Denken Sie, dass mittlerweile genug geredet wurde und jetzt gehandelt werden muss?

Das ist natürlich schwierig, denn ich spüre auch bei uns mittlerweile den Frust, aber mit dem Handeln ist das ja so eine Sache. Es will ja auch keiner, dass jetzt vermehrt Menschen erkranken, und die Zahlen sind nach wie vor erschreckend hoch. Ich bin gestern Abend mit dem Fahrrad unterwegs gewesen und habe überall Gruppen zusammensitzen sehen. Jetzt verstehe ich auch, wie diese Zahlen zustande kommen könnten. Alle suchen sich Schlupflöcher und aus dieser Fülle resultieren nach wie vor, für mein Empfinden, viel zu hohe Infektionsraten. Ich finde, es ist zu einfach sich zurückzulehnen und zu sagen, die Politik soll es richten. Ich möchte nicht in deren Haut stecken und die Verantwortung tragen für die Bundesbürger. Aber es besteht ja Grund zur Hoffnung, und ich gehe davon aus, dass wenn das Impftempo jetzt so weitergeht, dass wir im Laufe des Mais auch Perspektiven bekommen.

Wie empfinden Sie die Vernetzung innerhalb der Kulturbranche? Kämpft da jeder für sich oder gibt es Solidarität und werden da die Kräfte gebündelt?
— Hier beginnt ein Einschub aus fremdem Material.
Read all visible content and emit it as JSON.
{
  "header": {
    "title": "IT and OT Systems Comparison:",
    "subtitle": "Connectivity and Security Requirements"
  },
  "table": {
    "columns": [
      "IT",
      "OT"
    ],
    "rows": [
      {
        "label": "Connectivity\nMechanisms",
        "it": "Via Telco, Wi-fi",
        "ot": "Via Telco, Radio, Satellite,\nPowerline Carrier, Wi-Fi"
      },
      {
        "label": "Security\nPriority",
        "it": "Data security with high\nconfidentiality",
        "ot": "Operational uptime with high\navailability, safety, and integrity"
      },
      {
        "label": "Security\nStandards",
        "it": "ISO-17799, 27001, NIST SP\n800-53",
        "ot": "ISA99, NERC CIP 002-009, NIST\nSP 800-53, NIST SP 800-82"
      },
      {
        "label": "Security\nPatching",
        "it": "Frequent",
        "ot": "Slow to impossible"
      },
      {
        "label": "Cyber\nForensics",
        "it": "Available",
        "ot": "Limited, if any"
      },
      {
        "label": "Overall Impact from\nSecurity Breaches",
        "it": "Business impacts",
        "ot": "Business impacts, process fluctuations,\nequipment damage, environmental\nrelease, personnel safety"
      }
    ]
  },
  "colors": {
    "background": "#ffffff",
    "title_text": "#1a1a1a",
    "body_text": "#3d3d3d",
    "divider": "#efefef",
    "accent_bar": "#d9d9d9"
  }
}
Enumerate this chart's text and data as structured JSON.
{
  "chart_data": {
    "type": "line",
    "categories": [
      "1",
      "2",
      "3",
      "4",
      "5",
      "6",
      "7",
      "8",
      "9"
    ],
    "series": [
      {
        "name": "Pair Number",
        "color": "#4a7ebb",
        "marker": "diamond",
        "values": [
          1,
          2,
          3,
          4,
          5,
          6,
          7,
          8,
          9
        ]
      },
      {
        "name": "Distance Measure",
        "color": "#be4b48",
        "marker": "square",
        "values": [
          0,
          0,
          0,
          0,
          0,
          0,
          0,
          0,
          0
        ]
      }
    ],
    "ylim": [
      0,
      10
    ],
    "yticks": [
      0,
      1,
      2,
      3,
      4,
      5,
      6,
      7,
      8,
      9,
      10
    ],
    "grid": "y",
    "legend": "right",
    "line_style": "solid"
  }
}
In der Museumszene sind wir sehr gut vernetzt. Wir sind über 6000 Museen in Deutschland, und über 3000 davon sind in unserem Verband. Ich bin im Vorstand vom Deutschen Museumsbund, und wir nutzen jede Möglichkeit um allen musealen Einzelstimmchen eine große Stimme zu geben. Wir haben auch die entsprechenden Kontakte in die politischen Kreise hinein. Auch regional arbeiten wir gut zusammen und haben die Zeit genutzt. Ich glaube, das Problem der Vereinzelung trifft tatsächlich eher die Solokünstler. In einer Pandemie wird deutlich, ob und wie man sich organisiert.